To maximise the regeneration potential the proposals have also been considered in the context of a wider city centre study area extending from Ardwick to the south, Aytoun Street to the north and Whitworth Street to the west.
Plans for the Mayfield area were first revealed in May when key Government departments agreed to fund a feasibility study into the idea of establishing a civil service campus on the site.
This would have the potential to house some 5,000 civil servants, bringing together staff from across Greater Manchester with others relocating out of London and the South East under the Government’s Operational Efficiency Programme commitments.
The feasibility study, which is looking at the viability of the proposed new civil service campus, is due to report in February.
Existing tenants have been kept in touch with the progress of the masterplan and the proposals are expected to go to public consultation in the New Year.
Government Office for the Northwest, the Highways Agency and the Training and Development Agency have all announced plans to move to nearby Piccadilly Gate, formerly Rail House, in 2010.
Sir Richard Leese, leader of Manchester City Council, said: “Manchester is a city where organisations from all sectors want to invest, as these ambitious plan clearly demonstrate.

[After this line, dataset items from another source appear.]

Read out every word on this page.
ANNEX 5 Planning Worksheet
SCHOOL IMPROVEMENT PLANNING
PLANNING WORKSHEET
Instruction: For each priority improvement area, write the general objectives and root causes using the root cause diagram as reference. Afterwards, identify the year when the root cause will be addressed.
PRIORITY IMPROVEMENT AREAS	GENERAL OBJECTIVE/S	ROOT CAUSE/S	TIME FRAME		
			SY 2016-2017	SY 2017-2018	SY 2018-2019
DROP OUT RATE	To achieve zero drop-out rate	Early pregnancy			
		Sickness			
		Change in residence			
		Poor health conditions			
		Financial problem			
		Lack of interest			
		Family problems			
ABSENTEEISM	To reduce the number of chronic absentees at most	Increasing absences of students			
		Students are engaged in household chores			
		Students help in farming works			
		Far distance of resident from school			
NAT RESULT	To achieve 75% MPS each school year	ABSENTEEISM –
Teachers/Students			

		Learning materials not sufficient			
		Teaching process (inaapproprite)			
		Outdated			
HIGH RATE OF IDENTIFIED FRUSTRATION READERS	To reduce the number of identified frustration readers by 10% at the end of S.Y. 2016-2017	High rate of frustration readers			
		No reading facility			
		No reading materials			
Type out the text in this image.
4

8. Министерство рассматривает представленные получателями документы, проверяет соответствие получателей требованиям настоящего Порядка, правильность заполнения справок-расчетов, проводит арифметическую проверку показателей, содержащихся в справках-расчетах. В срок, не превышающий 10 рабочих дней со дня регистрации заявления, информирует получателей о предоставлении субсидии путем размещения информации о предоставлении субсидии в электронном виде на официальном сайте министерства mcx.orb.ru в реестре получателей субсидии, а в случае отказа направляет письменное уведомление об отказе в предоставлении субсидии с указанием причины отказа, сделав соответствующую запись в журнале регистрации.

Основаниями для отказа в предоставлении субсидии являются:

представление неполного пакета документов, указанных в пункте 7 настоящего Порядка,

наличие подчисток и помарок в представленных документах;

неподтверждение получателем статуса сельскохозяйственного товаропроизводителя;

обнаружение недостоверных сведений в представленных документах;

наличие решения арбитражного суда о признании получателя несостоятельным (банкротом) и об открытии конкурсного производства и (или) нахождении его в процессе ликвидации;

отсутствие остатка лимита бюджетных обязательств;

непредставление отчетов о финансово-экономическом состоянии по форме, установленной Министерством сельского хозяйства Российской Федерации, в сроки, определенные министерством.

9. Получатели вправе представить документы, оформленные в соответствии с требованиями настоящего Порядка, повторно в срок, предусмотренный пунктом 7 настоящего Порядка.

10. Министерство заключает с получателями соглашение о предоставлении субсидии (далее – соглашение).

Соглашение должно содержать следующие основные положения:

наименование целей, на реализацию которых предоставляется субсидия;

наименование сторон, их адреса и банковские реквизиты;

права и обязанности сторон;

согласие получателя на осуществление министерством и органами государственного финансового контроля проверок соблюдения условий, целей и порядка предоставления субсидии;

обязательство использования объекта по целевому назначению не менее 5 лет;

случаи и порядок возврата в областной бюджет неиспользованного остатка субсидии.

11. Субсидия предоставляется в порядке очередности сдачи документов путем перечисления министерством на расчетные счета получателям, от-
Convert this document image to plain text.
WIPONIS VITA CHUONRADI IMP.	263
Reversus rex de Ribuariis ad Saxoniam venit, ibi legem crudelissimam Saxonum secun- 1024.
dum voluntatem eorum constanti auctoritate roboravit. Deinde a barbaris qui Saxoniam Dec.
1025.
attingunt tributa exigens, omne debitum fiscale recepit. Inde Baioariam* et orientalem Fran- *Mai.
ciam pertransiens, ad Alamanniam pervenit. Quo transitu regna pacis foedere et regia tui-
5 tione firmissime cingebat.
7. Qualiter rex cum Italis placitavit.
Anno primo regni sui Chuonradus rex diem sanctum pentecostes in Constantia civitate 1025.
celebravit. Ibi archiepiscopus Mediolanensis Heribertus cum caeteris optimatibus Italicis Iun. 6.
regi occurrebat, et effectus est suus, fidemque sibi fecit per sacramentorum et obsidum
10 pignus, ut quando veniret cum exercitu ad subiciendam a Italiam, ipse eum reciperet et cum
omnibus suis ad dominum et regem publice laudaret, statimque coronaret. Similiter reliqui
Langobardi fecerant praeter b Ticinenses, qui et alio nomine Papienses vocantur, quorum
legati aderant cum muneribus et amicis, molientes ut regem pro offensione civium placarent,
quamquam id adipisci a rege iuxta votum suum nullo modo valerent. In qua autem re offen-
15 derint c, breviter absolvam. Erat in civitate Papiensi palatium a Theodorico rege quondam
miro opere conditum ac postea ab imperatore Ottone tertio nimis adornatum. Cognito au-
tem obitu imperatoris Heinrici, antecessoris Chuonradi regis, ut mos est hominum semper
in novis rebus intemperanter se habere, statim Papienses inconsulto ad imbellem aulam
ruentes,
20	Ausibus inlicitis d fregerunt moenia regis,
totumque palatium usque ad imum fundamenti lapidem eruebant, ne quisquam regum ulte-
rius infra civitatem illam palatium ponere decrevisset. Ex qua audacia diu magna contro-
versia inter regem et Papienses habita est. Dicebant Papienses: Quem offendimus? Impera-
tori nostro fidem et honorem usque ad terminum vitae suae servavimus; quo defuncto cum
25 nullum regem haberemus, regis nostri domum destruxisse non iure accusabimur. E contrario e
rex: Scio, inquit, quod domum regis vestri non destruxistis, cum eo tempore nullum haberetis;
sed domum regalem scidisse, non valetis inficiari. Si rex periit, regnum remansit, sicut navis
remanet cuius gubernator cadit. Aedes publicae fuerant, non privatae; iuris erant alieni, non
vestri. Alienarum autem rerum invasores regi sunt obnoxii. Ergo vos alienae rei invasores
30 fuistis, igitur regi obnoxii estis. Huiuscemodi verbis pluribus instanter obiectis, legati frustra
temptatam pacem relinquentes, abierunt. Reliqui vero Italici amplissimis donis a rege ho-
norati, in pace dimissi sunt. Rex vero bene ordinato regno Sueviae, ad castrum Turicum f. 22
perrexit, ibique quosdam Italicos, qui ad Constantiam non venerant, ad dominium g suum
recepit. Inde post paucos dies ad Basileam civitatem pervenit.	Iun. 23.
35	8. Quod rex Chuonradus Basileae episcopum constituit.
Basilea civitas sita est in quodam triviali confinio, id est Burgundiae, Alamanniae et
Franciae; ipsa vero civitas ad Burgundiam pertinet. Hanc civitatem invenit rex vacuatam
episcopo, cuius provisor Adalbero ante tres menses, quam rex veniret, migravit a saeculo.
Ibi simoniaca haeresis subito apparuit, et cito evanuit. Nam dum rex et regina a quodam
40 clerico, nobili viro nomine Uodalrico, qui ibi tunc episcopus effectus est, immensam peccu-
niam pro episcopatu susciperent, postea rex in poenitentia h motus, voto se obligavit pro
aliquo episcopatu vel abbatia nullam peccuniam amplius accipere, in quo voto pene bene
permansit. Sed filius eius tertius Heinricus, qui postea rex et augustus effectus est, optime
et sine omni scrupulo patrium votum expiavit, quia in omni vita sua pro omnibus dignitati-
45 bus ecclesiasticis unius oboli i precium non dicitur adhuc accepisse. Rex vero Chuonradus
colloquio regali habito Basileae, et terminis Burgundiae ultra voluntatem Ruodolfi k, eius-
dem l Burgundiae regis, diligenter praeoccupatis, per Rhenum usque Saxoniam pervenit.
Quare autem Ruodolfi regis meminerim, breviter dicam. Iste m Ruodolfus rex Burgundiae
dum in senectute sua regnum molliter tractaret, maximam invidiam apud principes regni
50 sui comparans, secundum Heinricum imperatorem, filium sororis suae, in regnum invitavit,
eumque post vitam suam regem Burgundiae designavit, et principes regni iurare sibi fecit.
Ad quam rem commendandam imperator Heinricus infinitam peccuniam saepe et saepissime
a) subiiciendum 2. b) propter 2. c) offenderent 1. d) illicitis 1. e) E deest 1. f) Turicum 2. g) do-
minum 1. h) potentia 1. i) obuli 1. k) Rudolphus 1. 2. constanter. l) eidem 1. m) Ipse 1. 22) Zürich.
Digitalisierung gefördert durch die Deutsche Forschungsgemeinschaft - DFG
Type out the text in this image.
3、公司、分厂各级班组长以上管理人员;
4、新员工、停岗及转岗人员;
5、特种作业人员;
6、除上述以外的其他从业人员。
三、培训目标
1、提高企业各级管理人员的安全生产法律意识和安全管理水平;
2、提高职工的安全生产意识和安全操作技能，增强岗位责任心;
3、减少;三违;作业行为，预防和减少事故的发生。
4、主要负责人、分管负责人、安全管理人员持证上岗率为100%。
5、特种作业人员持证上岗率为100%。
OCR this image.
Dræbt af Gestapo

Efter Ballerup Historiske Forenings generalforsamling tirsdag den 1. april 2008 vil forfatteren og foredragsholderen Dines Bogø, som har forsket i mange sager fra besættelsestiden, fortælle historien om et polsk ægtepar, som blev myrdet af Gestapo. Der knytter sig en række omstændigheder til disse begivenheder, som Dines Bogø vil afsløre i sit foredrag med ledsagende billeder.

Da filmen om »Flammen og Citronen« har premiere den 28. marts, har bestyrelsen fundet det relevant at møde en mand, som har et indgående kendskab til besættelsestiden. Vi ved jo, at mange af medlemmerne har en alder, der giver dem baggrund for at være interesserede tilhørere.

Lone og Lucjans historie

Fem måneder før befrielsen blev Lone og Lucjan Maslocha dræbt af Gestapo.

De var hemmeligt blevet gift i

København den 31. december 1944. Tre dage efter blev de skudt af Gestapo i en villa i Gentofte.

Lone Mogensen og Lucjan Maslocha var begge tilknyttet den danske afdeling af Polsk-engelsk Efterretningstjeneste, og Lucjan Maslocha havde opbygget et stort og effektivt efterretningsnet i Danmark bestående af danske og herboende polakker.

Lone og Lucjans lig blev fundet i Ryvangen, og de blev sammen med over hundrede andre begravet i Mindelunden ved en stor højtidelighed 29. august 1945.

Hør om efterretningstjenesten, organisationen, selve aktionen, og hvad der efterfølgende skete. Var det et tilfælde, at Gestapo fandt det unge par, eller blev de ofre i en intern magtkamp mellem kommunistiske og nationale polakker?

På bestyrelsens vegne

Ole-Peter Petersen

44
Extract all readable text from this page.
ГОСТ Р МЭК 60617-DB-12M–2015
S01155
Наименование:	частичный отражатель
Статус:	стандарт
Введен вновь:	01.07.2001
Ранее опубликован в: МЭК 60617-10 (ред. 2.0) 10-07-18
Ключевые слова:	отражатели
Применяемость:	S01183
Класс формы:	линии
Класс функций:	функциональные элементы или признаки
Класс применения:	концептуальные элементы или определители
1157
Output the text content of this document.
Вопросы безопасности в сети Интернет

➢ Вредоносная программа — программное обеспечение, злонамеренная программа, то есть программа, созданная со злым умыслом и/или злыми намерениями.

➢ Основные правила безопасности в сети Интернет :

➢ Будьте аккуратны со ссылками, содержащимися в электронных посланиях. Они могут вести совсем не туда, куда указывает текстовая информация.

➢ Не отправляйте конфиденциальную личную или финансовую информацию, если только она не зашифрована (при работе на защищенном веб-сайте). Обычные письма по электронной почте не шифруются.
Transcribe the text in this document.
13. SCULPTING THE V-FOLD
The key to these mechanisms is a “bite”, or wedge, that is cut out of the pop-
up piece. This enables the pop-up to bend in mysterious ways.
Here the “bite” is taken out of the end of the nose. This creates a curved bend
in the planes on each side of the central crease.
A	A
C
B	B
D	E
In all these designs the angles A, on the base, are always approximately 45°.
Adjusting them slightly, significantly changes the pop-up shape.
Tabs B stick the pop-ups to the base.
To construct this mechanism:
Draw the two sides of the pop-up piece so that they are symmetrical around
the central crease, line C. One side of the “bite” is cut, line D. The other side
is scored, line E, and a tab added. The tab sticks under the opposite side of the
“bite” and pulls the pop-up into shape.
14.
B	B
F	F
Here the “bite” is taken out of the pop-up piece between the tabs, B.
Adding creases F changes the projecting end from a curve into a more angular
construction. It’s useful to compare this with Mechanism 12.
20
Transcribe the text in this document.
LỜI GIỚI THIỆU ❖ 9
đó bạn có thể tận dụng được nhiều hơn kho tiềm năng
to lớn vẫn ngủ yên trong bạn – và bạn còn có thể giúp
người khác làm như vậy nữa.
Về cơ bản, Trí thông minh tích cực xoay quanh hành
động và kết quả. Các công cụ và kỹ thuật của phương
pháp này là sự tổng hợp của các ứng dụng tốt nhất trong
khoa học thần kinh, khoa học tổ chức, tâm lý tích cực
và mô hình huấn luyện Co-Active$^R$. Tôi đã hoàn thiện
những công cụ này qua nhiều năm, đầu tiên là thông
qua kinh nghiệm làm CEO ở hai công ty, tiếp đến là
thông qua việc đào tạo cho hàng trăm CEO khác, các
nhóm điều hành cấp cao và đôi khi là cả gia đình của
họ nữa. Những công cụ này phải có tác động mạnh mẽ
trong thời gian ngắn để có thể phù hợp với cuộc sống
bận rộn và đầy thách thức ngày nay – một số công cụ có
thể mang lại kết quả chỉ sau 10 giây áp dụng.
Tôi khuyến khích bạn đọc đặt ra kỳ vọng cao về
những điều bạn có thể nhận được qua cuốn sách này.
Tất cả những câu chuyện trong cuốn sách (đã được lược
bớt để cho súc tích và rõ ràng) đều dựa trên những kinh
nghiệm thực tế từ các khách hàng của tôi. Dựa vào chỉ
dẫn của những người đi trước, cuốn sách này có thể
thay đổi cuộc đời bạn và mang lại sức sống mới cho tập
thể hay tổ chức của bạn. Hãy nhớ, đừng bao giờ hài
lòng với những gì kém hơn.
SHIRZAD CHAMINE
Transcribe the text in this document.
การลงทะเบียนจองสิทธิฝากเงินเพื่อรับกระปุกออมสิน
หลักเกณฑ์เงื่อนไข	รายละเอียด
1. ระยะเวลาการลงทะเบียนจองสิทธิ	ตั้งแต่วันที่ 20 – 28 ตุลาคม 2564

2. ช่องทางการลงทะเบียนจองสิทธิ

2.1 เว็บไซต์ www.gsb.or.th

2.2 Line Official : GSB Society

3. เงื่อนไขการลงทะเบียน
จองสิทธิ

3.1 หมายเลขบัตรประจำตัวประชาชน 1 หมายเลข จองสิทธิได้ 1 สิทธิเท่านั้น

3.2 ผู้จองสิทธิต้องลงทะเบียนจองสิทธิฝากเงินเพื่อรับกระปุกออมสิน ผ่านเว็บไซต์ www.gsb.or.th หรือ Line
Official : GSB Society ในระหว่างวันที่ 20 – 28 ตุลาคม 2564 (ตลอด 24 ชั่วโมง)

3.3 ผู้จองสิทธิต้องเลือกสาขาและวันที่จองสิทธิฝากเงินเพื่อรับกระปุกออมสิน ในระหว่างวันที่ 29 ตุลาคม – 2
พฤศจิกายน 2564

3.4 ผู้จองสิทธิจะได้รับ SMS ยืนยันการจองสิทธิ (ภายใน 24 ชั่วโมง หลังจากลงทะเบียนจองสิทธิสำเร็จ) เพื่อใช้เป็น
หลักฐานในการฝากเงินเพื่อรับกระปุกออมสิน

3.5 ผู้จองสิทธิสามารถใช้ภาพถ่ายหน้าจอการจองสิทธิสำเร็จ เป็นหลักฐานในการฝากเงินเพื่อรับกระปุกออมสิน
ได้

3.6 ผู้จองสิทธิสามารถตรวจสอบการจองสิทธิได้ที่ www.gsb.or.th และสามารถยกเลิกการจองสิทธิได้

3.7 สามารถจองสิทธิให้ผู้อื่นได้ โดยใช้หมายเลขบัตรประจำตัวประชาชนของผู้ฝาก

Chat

As well as creating new jobs for the city, we would also see an area of the city centre regenerated in a lasting and dramatic way.
“It is important that central government looks beyond Whitehall when it comes to the location of staff, and I await with interest the outcome of the public consultation.”
Sir Gus O’Donnell, Cabinet Secretary and head of the Civil Service, gave his backing to the proposal when he visited Manchester on 7th December. He was speaking at Civil Service Live, an event which brings together civil servants from around the country to share best practice and develop new ways of delivering services.
He said: “A lot of people think the Civil Service is all about Sir Humphreys tucked away in Whitehall, but 73 per cent of Civil Servants actually work outside London. There are around 60,000 civil servants in the Northwest, who work on the frontline, delivering public services that have a vital role to play in helping the region through the downturn. A centre such as this would help to make the Civil Service more efficient and streamlined.”
Colin Sinclair, chief executive of MIDAS, Manchester’s investment and development agency, said: “The Government’s decision to create a ‘Whitehall of the North’ in Manchester proves our hard won status as the best city in the UK in which to locate a new headquarters and back office function.
“In total, some 24,000 public sector posts are being relocated from London to the regions by March 2010 so MIDAS and our partner organisations are working hard to secure more of these jobs, which are vital to building a sustainable mixed economy in Greater Manchester and in the North West.
“The public sector itself already employs more than 68,000 people across the region and contributes more than £2bn to our local economy so is critical to helping us achieve our economic goals.
“There are about 20 non-departmental public bodies in Manchester and MIDAS was pleased to directly assist with the arrival of eight of them and some 1,500 jobs over the past four years.”